David Hyatt Crowe does a wonderful job in the director’s role, keeping the tone intimate, keeping the pacing compelling, and managing a few surprises (and modern flourishes) for those of us who have  known the play for too many years through more than a few productions.  All the tech aspects, set and projections, sound and lighting, are perfectly conceived and realized, and seemingly repertory-friendly for what is required for Laramie Project.


Needless to say, I am in eager anticipation to watching this cast, this creative team, tackle the Tectonic Theater Project’s creation, and, if it is done with a fraction of the skill as Our Town, it will be eminently memorable, and will carry with it vestiges of Wilder’s characters and the ethos of Grover’s Corners.


But more on that in two weeks.  In the meantime, Our Town is well worth a visit, maybe even more than one.

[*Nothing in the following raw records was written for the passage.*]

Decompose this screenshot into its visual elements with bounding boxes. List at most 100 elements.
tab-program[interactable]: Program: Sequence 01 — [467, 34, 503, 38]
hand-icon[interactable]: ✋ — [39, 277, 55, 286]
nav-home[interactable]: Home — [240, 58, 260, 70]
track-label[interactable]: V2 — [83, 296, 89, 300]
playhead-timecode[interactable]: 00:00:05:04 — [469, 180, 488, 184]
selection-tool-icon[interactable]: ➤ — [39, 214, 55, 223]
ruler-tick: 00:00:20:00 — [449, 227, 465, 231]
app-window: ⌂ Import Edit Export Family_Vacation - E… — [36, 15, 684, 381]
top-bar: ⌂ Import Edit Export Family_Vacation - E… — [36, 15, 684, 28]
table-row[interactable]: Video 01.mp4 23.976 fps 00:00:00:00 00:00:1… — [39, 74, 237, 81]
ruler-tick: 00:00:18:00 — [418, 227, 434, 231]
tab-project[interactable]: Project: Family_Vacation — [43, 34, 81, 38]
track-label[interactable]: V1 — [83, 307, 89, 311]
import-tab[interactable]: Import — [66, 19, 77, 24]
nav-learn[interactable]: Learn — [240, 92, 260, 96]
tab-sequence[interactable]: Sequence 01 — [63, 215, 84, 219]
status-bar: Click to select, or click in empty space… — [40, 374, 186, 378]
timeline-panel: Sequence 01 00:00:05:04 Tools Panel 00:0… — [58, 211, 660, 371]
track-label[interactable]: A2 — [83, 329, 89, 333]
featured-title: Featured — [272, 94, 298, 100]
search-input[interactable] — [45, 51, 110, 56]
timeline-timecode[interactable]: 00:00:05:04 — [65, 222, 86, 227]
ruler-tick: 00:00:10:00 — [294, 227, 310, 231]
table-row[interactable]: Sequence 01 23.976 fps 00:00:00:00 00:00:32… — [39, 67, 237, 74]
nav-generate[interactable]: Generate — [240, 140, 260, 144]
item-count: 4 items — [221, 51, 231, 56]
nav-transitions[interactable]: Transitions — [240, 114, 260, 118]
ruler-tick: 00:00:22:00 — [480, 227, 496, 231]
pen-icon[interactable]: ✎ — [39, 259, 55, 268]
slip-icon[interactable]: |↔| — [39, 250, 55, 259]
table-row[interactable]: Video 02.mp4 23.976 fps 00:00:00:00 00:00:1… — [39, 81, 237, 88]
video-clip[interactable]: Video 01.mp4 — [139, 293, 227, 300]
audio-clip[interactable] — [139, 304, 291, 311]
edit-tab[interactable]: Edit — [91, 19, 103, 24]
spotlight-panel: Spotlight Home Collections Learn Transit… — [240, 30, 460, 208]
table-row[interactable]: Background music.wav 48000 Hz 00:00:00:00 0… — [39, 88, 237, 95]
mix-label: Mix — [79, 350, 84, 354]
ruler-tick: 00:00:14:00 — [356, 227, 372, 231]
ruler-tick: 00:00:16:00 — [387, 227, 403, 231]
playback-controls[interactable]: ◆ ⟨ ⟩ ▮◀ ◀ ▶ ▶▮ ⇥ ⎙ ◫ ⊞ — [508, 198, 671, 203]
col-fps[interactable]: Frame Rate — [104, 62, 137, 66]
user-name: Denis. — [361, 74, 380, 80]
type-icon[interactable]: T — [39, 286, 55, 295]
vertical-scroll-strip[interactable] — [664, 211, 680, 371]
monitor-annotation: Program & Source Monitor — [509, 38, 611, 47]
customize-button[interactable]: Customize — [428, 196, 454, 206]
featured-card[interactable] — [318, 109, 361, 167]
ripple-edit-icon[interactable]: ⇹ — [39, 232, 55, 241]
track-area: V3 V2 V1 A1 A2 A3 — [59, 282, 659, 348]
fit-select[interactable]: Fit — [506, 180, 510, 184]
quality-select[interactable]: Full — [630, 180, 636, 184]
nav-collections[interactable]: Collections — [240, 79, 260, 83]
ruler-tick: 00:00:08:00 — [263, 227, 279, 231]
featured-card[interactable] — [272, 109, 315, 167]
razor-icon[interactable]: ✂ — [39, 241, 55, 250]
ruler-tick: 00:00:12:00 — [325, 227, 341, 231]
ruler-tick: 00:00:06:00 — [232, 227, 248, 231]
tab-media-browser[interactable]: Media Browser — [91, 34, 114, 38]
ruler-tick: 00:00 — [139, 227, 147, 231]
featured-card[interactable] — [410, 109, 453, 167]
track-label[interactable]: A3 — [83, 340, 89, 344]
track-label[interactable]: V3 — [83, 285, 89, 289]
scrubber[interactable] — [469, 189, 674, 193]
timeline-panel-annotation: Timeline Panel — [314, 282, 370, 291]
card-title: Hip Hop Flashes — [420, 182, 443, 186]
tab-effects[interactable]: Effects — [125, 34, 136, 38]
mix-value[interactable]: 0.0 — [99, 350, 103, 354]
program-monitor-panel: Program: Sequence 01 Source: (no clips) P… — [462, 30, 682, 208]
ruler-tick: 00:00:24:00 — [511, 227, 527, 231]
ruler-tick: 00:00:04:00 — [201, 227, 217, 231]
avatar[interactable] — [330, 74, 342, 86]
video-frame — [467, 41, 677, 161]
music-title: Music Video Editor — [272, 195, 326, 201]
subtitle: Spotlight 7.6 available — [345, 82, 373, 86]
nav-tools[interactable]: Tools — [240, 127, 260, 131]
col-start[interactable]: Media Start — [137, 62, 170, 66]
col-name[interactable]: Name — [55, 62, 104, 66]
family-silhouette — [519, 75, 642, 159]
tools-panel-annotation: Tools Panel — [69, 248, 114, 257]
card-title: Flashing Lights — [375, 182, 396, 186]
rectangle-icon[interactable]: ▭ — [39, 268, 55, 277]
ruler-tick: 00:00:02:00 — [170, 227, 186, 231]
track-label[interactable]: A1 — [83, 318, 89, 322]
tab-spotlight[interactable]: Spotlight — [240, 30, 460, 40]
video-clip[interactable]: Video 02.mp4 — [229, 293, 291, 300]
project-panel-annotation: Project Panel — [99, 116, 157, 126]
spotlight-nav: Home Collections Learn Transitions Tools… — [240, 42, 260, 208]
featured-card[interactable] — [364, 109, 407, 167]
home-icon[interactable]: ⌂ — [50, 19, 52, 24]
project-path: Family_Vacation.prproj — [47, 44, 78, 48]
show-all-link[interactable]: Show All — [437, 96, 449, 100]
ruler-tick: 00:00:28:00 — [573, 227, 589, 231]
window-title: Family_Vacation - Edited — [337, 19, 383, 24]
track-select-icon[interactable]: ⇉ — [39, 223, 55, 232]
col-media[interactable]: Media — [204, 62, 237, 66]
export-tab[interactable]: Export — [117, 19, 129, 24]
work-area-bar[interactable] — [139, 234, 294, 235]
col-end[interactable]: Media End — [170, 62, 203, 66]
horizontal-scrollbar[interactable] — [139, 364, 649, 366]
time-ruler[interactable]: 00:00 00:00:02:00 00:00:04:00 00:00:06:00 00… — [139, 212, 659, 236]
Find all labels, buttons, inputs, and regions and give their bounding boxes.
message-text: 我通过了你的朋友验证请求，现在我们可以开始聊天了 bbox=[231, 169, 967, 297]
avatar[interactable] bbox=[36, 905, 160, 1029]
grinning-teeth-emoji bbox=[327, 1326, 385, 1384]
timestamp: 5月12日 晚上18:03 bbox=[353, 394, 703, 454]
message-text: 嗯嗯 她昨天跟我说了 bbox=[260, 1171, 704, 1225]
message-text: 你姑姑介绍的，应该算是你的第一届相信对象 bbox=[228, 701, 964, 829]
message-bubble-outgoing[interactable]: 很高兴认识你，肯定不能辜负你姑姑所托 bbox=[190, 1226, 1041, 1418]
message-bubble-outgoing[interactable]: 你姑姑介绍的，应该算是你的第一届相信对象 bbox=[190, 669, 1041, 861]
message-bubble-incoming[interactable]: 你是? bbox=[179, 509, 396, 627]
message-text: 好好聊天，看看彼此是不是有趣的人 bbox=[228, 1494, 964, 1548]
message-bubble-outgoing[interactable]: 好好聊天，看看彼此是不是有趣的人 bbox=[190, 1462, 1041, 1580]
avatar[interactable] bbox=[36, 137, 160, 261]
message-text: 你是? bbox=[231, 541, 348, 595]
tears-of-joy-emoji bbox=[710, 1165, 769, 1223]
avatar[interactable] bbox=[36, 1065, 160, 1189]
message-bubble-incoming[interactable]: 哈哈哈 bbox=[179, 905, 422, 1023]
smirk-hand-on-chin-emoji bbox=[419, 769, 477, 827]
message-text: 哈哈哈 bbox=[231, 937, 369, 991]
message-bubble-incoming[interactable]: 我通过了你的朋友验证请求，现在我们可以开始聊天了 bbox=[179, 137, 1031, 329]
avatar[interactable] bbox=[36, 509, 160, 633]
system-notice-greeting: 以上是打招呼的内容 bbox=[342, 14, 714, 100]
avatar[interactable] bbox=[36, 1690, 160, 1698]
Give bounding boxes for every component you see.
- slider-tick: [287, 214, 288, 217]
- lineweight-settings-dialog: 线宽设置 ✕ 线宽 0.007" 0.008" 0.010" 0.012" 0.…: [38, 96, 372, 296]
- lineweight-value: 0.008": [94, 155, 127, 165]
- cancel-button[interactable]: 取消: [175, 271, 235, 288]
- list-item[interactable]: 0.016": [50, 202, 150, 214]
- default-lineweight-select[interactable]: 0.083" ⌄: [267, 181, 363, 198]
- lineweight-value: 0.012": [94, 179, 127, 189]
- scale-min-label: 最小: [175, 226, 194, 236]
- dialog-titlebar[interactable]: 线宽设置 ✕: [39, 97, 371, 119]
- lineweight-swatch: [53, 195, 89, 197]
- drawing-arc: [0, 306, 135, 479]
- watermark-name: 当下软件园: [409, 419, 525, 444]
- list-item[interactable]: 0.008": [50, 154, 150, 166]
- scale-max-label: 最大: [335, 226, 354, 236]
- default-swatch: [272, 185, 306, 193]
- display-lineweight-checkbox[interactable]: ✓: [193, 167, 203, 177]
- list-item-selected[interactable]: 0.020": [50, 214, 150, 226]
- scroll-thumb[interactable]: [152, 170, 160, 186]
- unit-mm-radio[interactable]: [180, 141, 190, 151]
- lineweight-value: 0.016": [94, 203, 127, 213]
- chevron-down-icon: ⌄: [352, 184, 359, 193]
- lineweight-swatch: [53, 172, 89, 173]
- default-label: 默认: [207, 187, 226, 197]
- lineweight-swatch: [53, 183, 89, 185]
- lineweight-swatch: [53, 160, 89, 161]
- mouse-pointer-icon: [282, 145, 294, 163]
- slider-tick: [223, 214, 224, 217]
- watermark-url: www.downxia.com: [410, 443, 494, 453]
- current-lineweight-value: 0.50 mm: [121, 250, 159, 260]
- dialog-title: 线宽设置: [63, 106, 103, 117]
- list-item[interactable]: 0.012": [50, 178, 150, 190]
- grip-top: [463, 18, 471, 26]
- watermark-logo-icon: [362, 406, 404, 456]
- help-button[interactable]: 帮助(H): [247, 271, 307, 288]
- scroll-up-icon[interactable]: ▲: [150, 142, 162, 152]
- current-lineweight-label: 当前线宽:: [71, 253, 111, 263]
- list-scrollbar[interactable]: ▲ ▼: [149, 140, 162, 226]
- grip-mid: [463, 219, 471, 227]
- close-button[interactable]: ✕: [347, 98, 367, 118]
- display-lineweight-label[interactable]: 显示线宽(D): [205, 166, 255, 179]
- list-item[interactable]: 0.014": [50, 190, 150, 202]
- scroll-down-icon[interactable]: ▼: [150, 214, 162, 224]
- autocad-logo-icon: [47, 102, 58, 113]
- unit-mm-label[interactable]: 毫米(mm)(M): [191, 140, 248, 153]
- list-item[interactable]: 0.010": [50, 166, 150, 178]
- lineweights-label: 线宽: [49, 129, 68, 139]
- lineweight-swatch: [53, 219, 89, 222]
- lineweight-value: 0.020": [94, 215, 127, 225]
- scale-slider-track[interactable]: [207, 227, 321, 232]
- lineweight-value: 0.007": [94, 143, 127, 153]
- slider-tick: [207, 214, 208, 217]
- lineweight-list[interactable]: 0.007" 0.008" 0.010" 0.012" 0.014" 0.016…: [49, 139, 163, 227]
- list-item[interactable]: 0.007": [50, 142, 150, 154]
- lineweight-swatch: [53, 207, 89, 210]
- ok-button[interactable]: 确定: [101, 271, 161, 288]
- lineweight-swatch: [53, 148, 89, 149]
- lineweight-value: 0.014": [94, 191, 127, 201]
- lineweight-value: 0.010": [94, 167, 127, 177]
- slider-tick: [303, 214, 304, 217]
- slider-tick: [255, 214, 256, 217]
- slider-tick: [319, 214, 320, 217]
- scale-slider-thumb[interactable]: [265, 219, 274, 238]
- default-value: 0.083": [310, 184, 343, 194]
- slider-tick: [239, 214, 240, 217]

As a final digression, in  Michael Cristofer's 1977 Pulitzer Winner, The Shadow Box, a group of Hospice residents grapple with staying alive, even as they are dying.  The play concludes with the cast describing everything about life worth cherishing, with the last line a resounding "This Moment!"  Our Town embraced the same idea forty years earlier, and now, forty years later, Theatrical Outfit reminds us why it's an idea that never fades, that cannot be over-stated, that can even be broadened to include other towns (like Laramie WY) that define the “American Experience.”


Our Town  is an eighty-year old play that seems fresh, that sings to our hearts and minds, that is filled with moment after moment, character after character, that fades from memory only with reluctance.  I have never lived in a small town, nor fallen in love with the girl next door.  But now, I just may be envious of those who have, thanks to Theatrical Outfit and this outstanding ensemble of artists.